Monday, March 18, 2013

People are disturbed not by things, but by the view they take of them. Epictetus


Being thrown off a bridge disturbs the person being thrown; and whichever view they take of it they are just as dead when they hit the bottom!

Epictetus is right in one way; people aren’t really disturbed by things, what disturbs them is how those things affect their lives. It’s the impact on their lives and not the view they take of it that upsets them. The impact either enhances or disrupts their plans and their progress toward their goals. If it enhances their plans they are happy if it disrupts those plans they are disturbed.

If you are caught in a traffic jam, you are not disturbed by the traffic jam, but by it’s delay of your trip. The traffic jam may make you be late to a job interview, or cause your trip to the grocery store to take twice as long. Its not your view of the traffic jam that disturbs you it’s the delay that the time spent sitting in traffic causes that upsets you.

The point of people who quote ideas such as Epictetus’ is to help you calm down and accept things as they are, but how does accepting things help?

The guy who invented the wheelbarrow was disturbed by the amount of effort to carry small loads of whatever. If he had adopted the concept that the level of effort was not the problem but how he viewed it, we would still be carrying just a few bricks at a time instead of a wheelbarrow load.

Epictetus’ real message is to ensure that we are focused on the right part of the issue. Not on the traffic jam, but on the disruption in our life. Then and only then can you correctly identify what is wrong and being to fix the real problem!

Friday, March 8, 2013

Stragic Management gone wrong!

In The Lords of Strategy, Walter Kiechel writes “ the transcendent purpose of strategy became clear, at least to Wall Street: its aim was to enrich shareholders boost the stock price.”

The fallacy of this view is obvious; stock prices are a by-product of a well-managed company, not a goal in and of itself. As no less than Warren Buffet points out: “If a business does well, the stock eventually follows”.

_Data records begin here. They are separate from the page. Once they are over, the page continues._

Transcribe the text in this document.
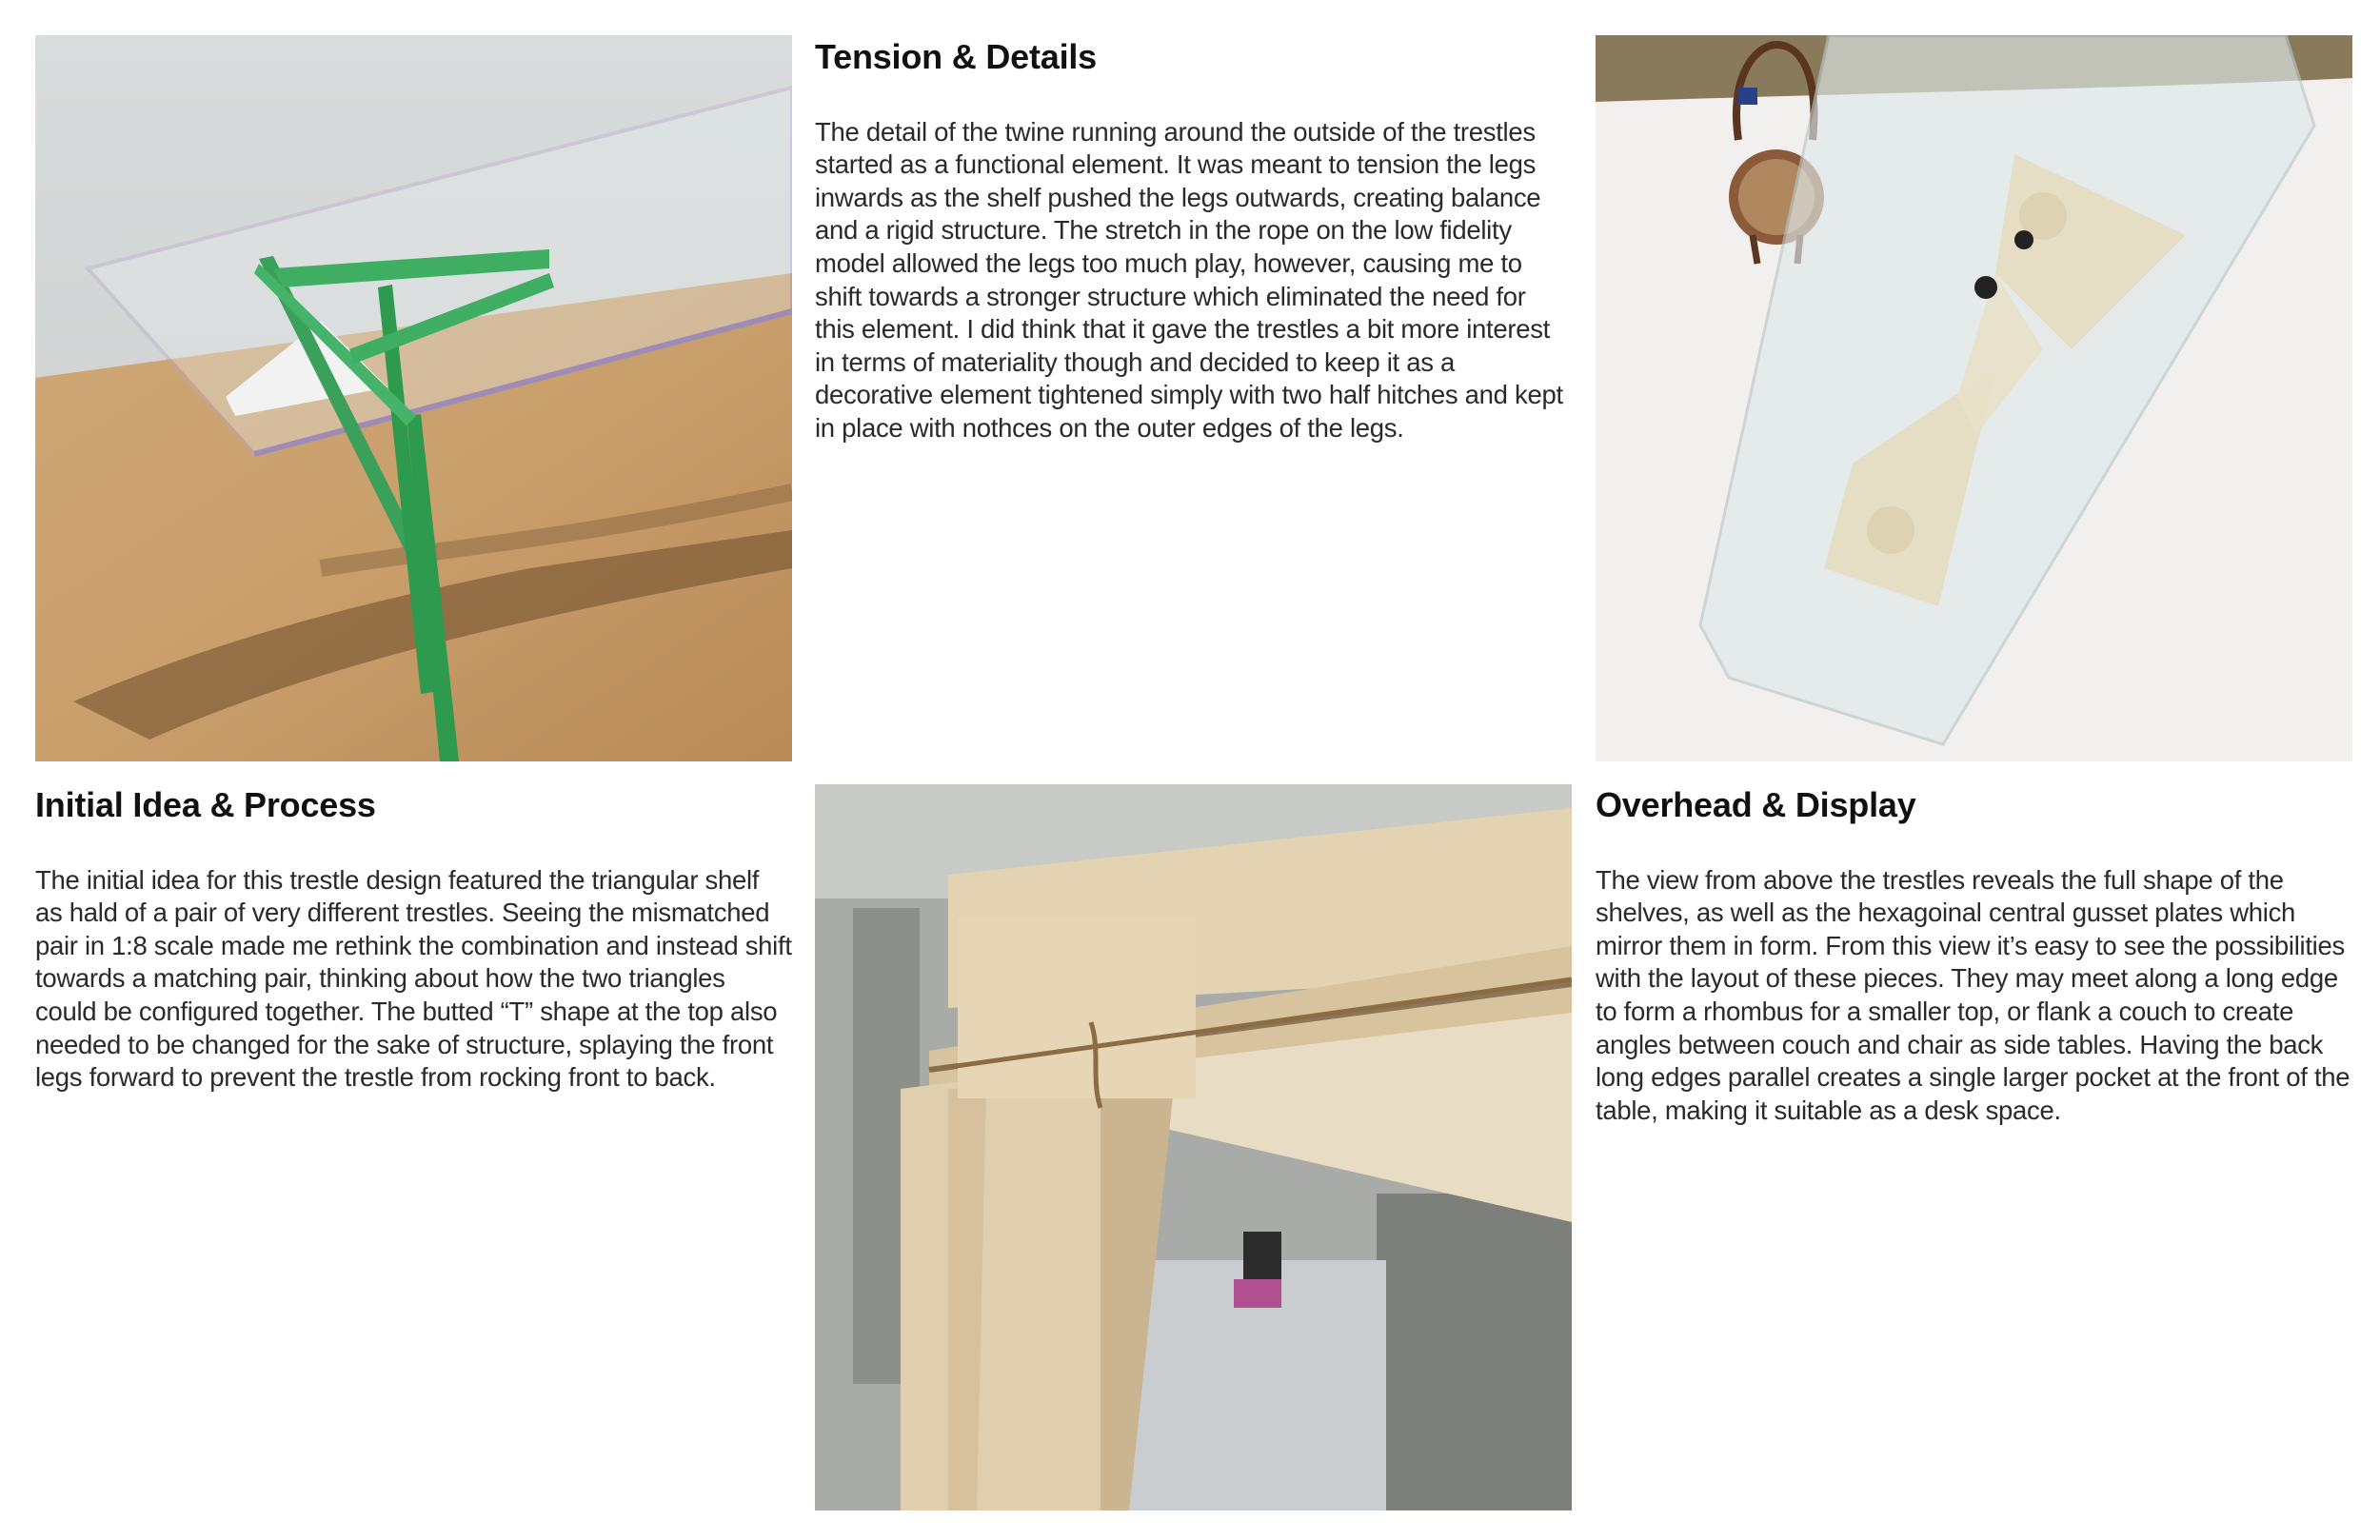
Tension & Details

The detail of the twine running around the outside of the trestles started as a functional element. It was meant to tension the legs inwards as the shelf pushed the legs outwards, creating balance and a rigid structure. The stretch in the rope on the low fidelity model allowed the legs too much play, however, causing me to shift towards a stronger structure which eliminated the need for this element. I did think that it gave the trestles a bit more interest in terms of materiality though and decided to keep it as a decorative element tightened simply with two half hitches and kept in place with nothces on the outer edges of the legs.

Initial Idea & Process

The initial idea for this trestle design featured the triangular shelf as hald of a pair of very different trestles. Seeing the mismatched pair in 1:8 scale made me rethink the combination and instead shift towards a matching pair, thinking about how the two triangles could be configured together. The butted “T” shape at the top also needed to be changed for the sake of structure, splaying the front legs forward to prevent the trestle from rocking front to back.

Overhead & Display

The view from above the trestles reveals the full shape of the shelves, as well as the hexagoinal central gusset plates which mirror them in form. From this view it’s easy to see the possibilities with the layout of these pieces. They may meet along a long edge to form a rhombus for a smaller top, or flank a couch to create angles between couch and chair as side tables. Having the back long edges parallel creates a single larger pocket at the front of the table, making it suitable as a desk space.
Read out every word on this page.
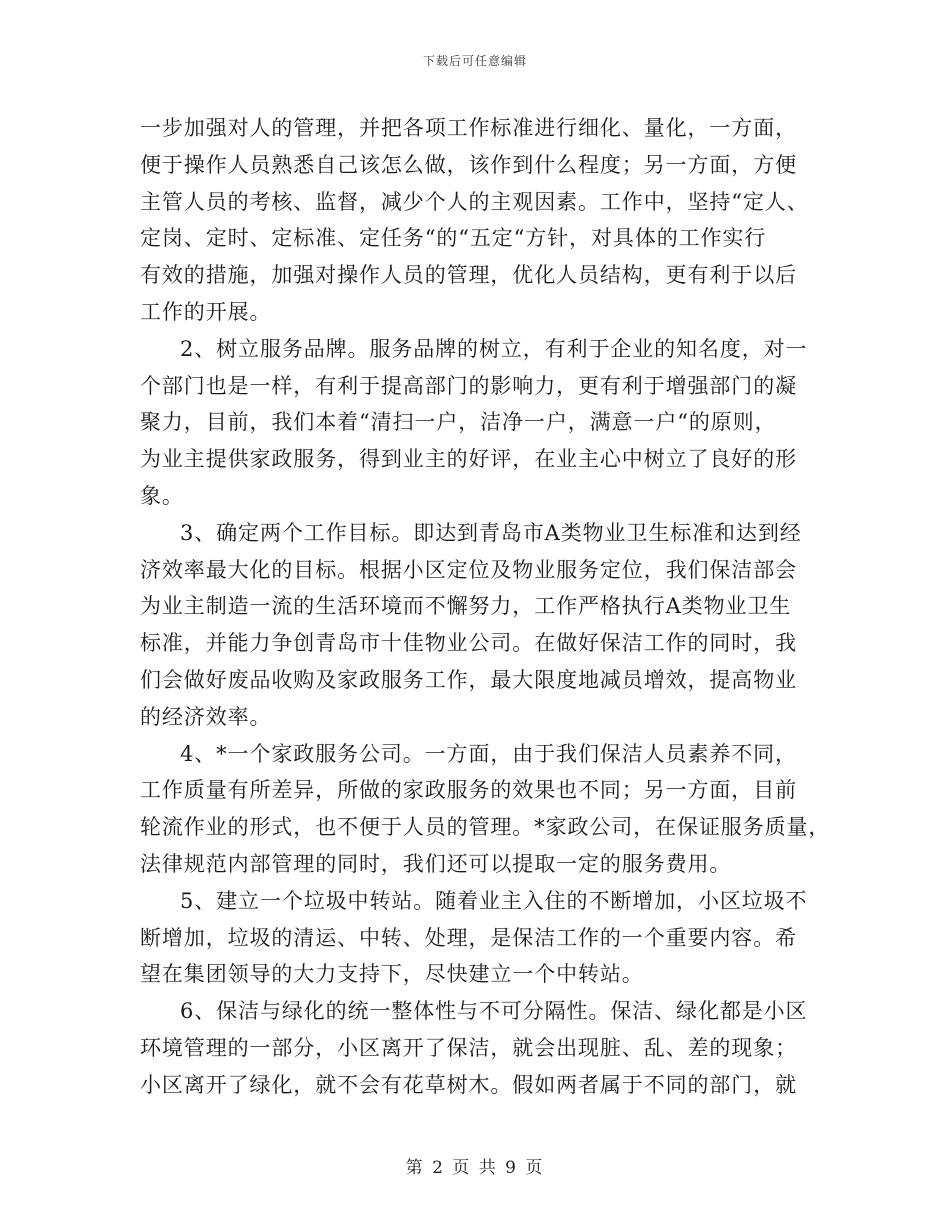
下载后可任意编辑
一步加强对人的管理，并把各项工作标准进行细化、量化，一方面，
便于操作人员熟悉自己该怎么做，该作到什么程度；另一方面，方便
主管人员的考核、监督，减少个人的主观因素。工作中，坚持“定人、
定岗、定时、定标准、定任务“的“五定“方针，对具体的工作实行
有效的措施，加强对操作人员的管理，优化人员结构，更有利于以后
工作的开展。
2、树立服务品牌。服务品牌的树立，有利于企业的知名度，对一
个部门也是一样，有利于提高部门的影响力，更有利于增强部门的凝
聚力，目前，我们本着“清扫一户，洁净一户，满意一户“的原则，
为业主提供家政服务，得到业主的好评，在业主心中树立了良好的形
象。
3、确定两个工作目标。即达到青岛市A类物业卫生标准和达到经
济效率最大化的目标。根据小区定位及物业服务定位，我们保洁部会
为业主制造一流的生活环境而不懈努力，工作严格执行A类物业卫生
标准，并能力争创青岛市十佳物业公司。在做好保洁工作的同时，我
们会做好废品收购及家政服务工作，最大限度地减员增效，提高物业
的经济效率。
4、*一个家政服务公司。一方面，由于我们保洁人员素养不同，
工作质量有所差异，所做的家政服务的效果也不同；另一方面，目前
轮流作业的形式，也不便于人员的管理。*家政公司，在保证服务质量，
法律规范内部管理的同时，我们还可以提取一定的服务费用。
5、建立一个垃圾中转站。随着业主入住的不断增加，小区垃圾不
断增加，垃圾的清运、中转、处理，是保洁工作的一个重要内容。希
望在集团领导的大力支持下，尽快建立一个中转站。
6、保洁与绿化的统一整体性与不可分隔性。保洁、绿化都是小区
环境管理的一部分，小区离开了保洁，就会出现脏、乱、差的现象；
小区离开了绿化，就不会有花草树木。假如两者属于不同的部门，就
第 2 页 共 9 页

The concept of the three Cs central to Strategic Management are Cost, Competitors and Customers. While I admit that the three Cs are important, nowhere in the book’s description of strategic management did I see any focus on the Product. As Robert Lutz found when he went to GM, management was so focused on their “strategic” numbers that they lost sight of the product, to the ultimate detriment of the corporation.

I submit that this is the major problem with American business today, most are so focused on target numbers they have lost sight of their product.

Whenever you begin making design or quality decisions based on how much profit you can make if you do it differently than the designer originally wanted, you’ve “said our profit level is more important than what we deliver to the customer”.

In the book Wheels, Arthur Hailey described a conversation at the automobile company his character worked for where they were discussing the need to add a $5 brace to remove a vibration in their latest car. Their big concern was that it would cost them three million dollars, not the quality of what they would deliver to the customer. $3,000,000 is a lot of money but it was not the difference between profit and loss, but a difference in how much profit.

While the book didn’t discuss how the frame came to be poorly designed enough to allow that vibration, my personal experience would lead me to look at the frame design process. I would look for the same cost-over-quality decision when the frame was being finalized. A mind set of “if we can save $1.00 on the cost of the frame we will get credit for the additional $600,000 more profit. That shortsighted focus on short-term profits ended up costing $4.00 more in the long run.

Thursday, March 7, 2013

Finally got my computer back from Apple and it works!!!!!

More new posts coming as soon as I get the stuff transferred back from my external drive to my computer's hard drive and get back to writing.

Thanks for sticking with me and I promise more new stuff soon.